His teammate got the message, and the rocket took off, cruising to 13,000 feet. Somewhere along the way, it caught fire.
“There were problems, but we were able to troubleshoot everything pretty quickly,” says Marinas. “I would say we were really prepared for most of the events that happened that day.”
It was a clear day in April, one day before we experienced Carbon Origins’ test flight of their Phoenix 0.3 rocket. While Carbon Origins designed some Maker technology for use in rocketry and DIY space exploration, the SDSU team was leveraging existing Maker tech for their launch, and all of it, along with a year’s worth of effort by the team, was currently burning.
With the optimism of hindsight, Marinas points out that the launch was really quite successful. Their late-night launch sequence practice sessions paid off, allowing them to get it off the ground quickly. And the data from their sensors confirmed that it was, in fact, on fire.
“That moment right there is the most important part of our entire over-a-year-long struggle of working day and night on this rocket,” says Marinas. “It’s very rewarding to see it work, it didn’t explode. It did catch on fire, unfortunately, but everything worked.”
The SDSU Rocket Project is a club of up to 45 members that spends a year building a rocket and launches it at the Friends of Amateur Rocketry site outside Mojave, California. This year, their rocket was 27′ long and 11″ in diameter, and named Galactic Aztec, after one of the team’s sponsors and the SDSU mascot.
“The entire rocket is built from scratch, basically,” says Ryan Callahan, prototyping section lead for the Rocket Project. “The majority of our electronics were open source.

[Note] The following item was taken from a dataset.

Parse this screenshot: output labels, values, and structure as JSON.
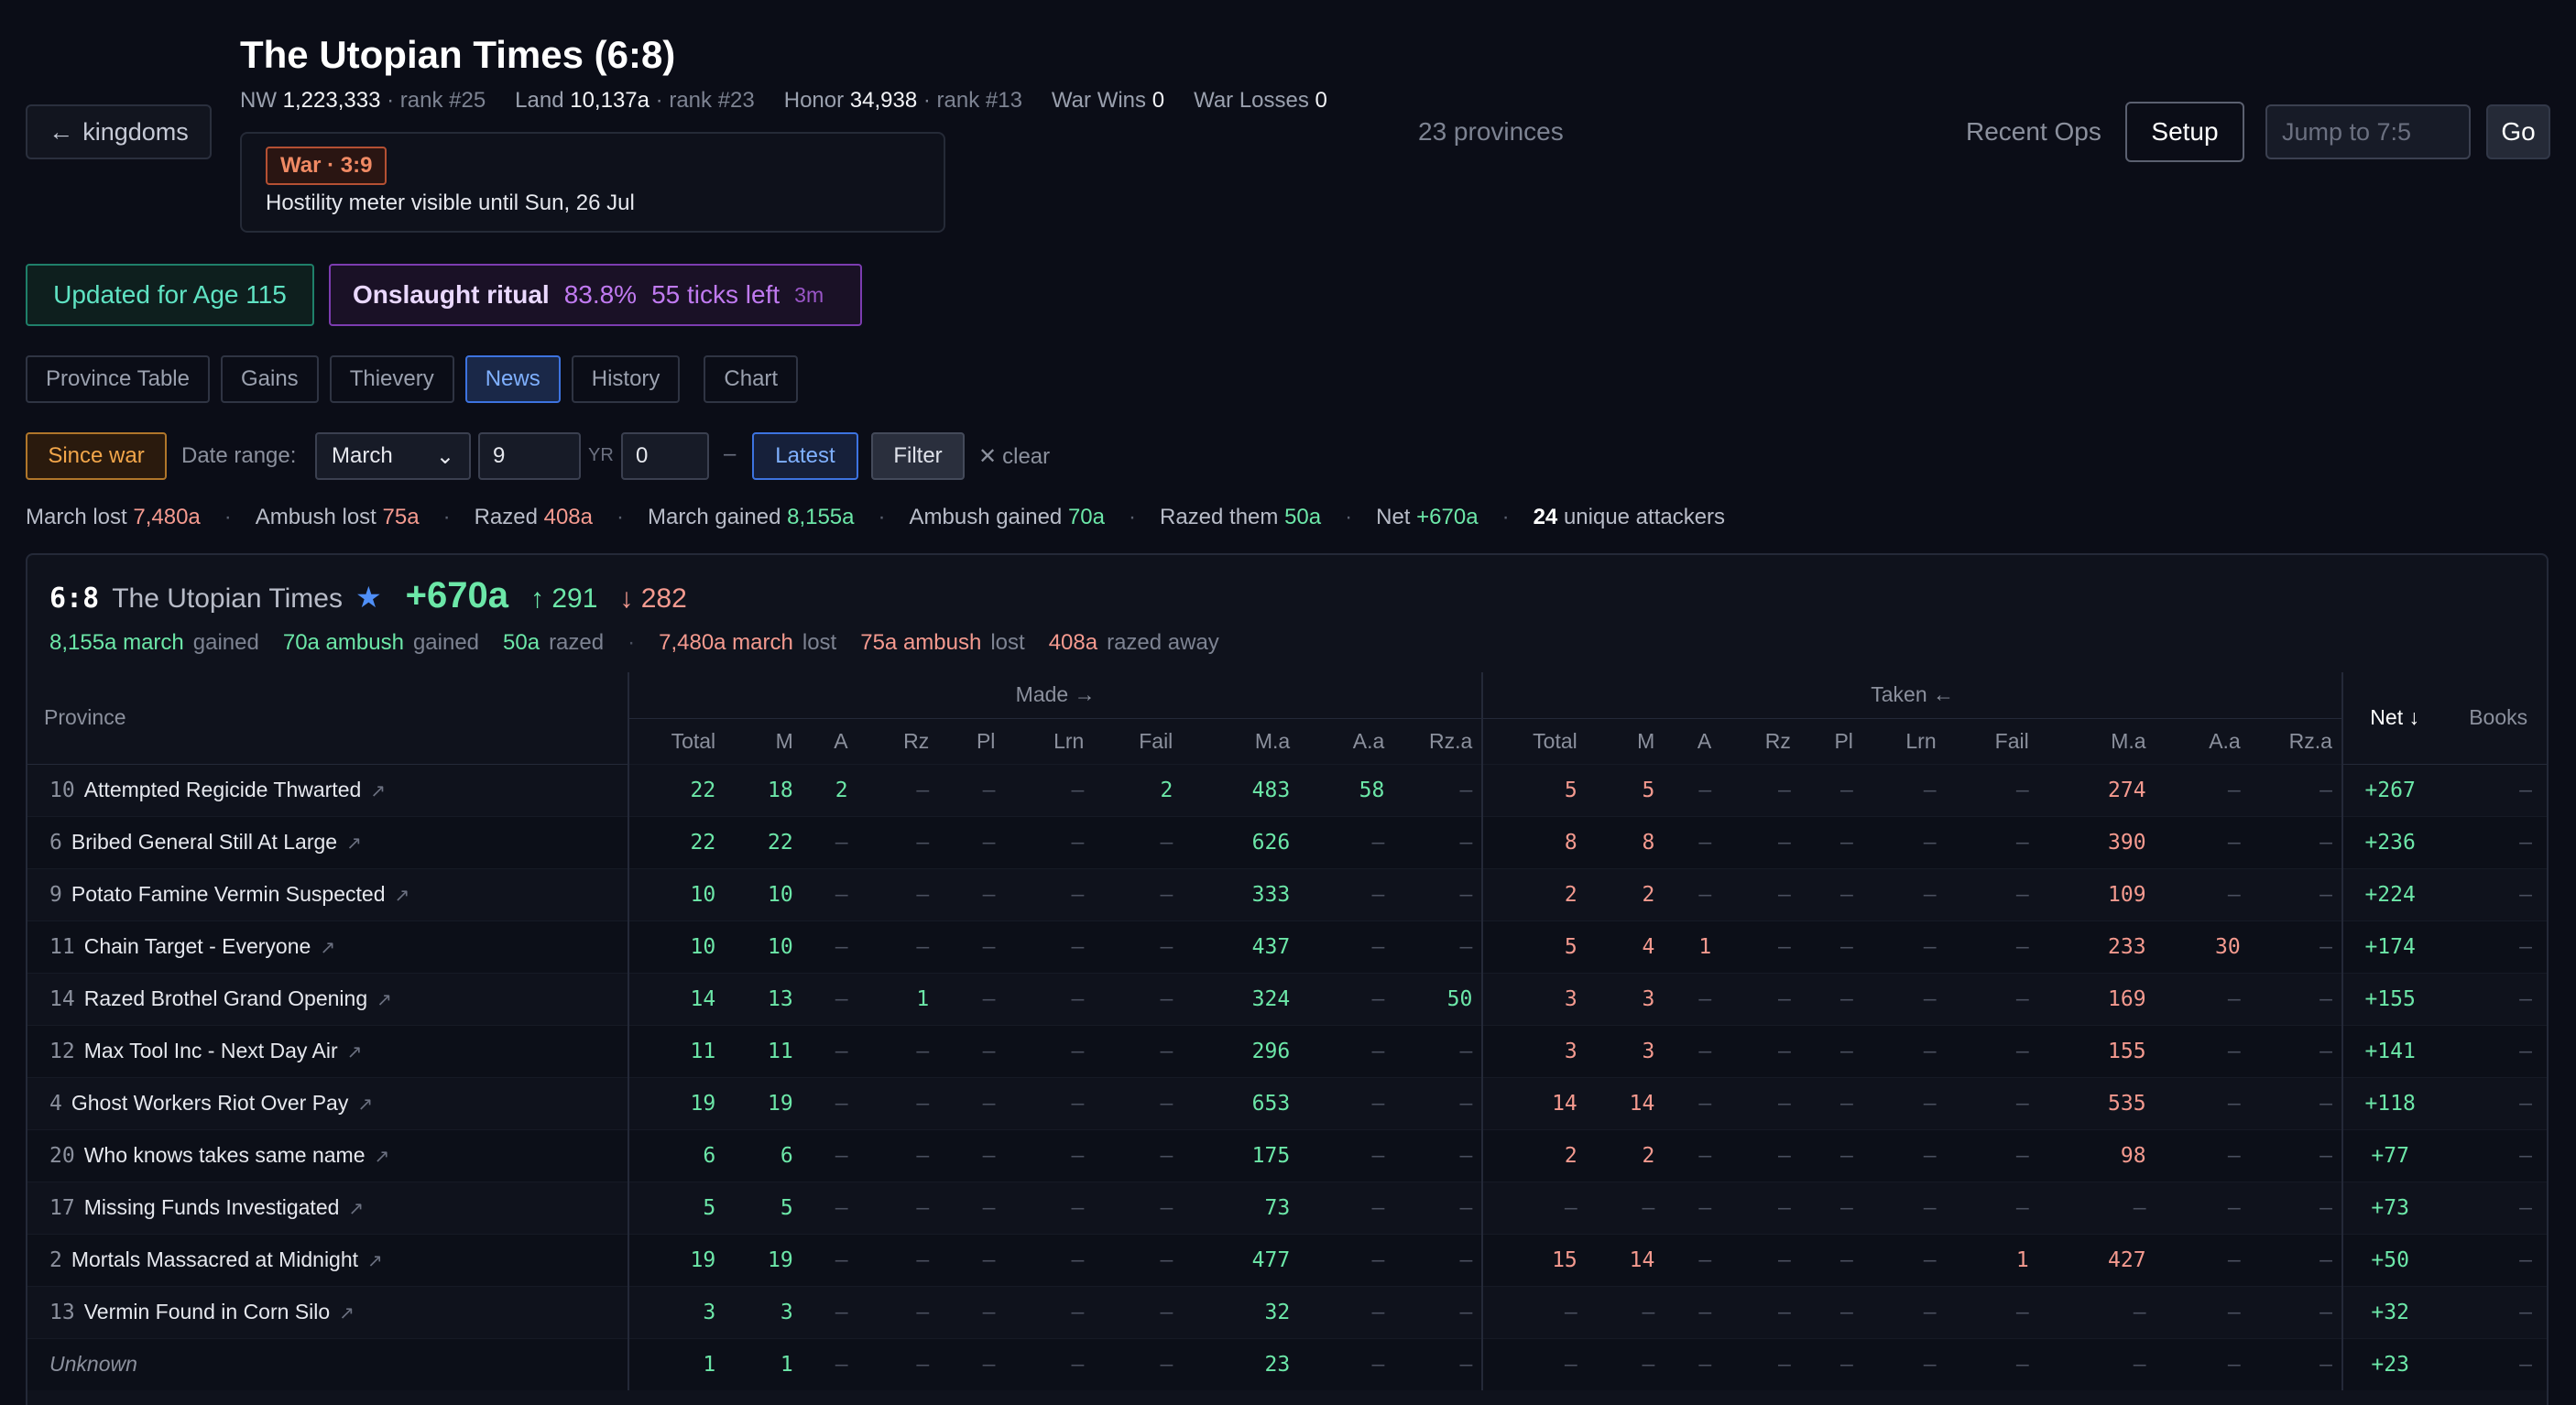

We appreciate when we can take stuff like that, modify it to our needs, hack it, and make it do exactly what we need it to do.”
They designed custom PCBs and had them printed by OSH Park. They recently acquired a LulzBot TAZ 5, which revolutionized not only their design, but also the build. Callahan said it was less about prototyping and more about printing brackets, enclosures, bushings, and then iterating upon their shapes.
At the time of launch, there were eight active Raspberry Pis, including two on the ground, says Travis Wyatt, who worked on the electronics. Two years prior, the team used old Android phones as flight controllers, but upon learning about Raspberry Pis (and their low cost), the team piled on more and more Pis onto subsequent rockets, and used them to run sensors, cameras, and even to control the launch itself.
“It was all custom-designed electronics, and how it interacted with the software was pretty interesting. We stacked a bunch of boards,” says Wyatt. “It all fit together nicely and modularly.”
The on-board sensors were typical of rockets of that size: barometer, gyro, accelerometer, GPS, magnetometer, and pressure sensors (for each tank, and on the motor to do thrust calculations). The Pi cameras fed the video in real time to the bunker and handled the launch command, but didn’t control any in-flight actions. That’ll come next year; the team’s ambition for 2016 is a gimbal for the engine that will allow them to control thrust and vector. Callahan will be back next year as design lead, and Marinas will be project manager again.
Marinas did most of the carbon fiber molding for the Galactic Aztec, something he had experienced while interning for an aerospace composite fabrication company, but instead of the pre-preg lay-ups his company did, the team used wet lay-up, like Virgin Galactic uses. For the boat tail (which eventually caught on fire), he used a hot wire to cut foam core, reinforced it with fiberglass, and laid on the carbon, to make rocket more aerodynamic and give the fins purchase for mounting.
Near the fins (inside the rocket) was a LR101 motor from Rocketdyne, filled with liquid oxygen and RP-1 kerosene. Callahan points out that NASA and SpaceX use liquid fuel: “if we’re trying to get into that industry, we figure we better know and learn how to build liquid fuel rockets.”
“When that thing took off, and the parachute deployed, it was like, time froze,” says Callahan. “It was a moment for all of us, especially the ones, all of us who live, breathe, eat, sleep this stuff, to see all our hard work come to fruition like that, it was really a great moment.”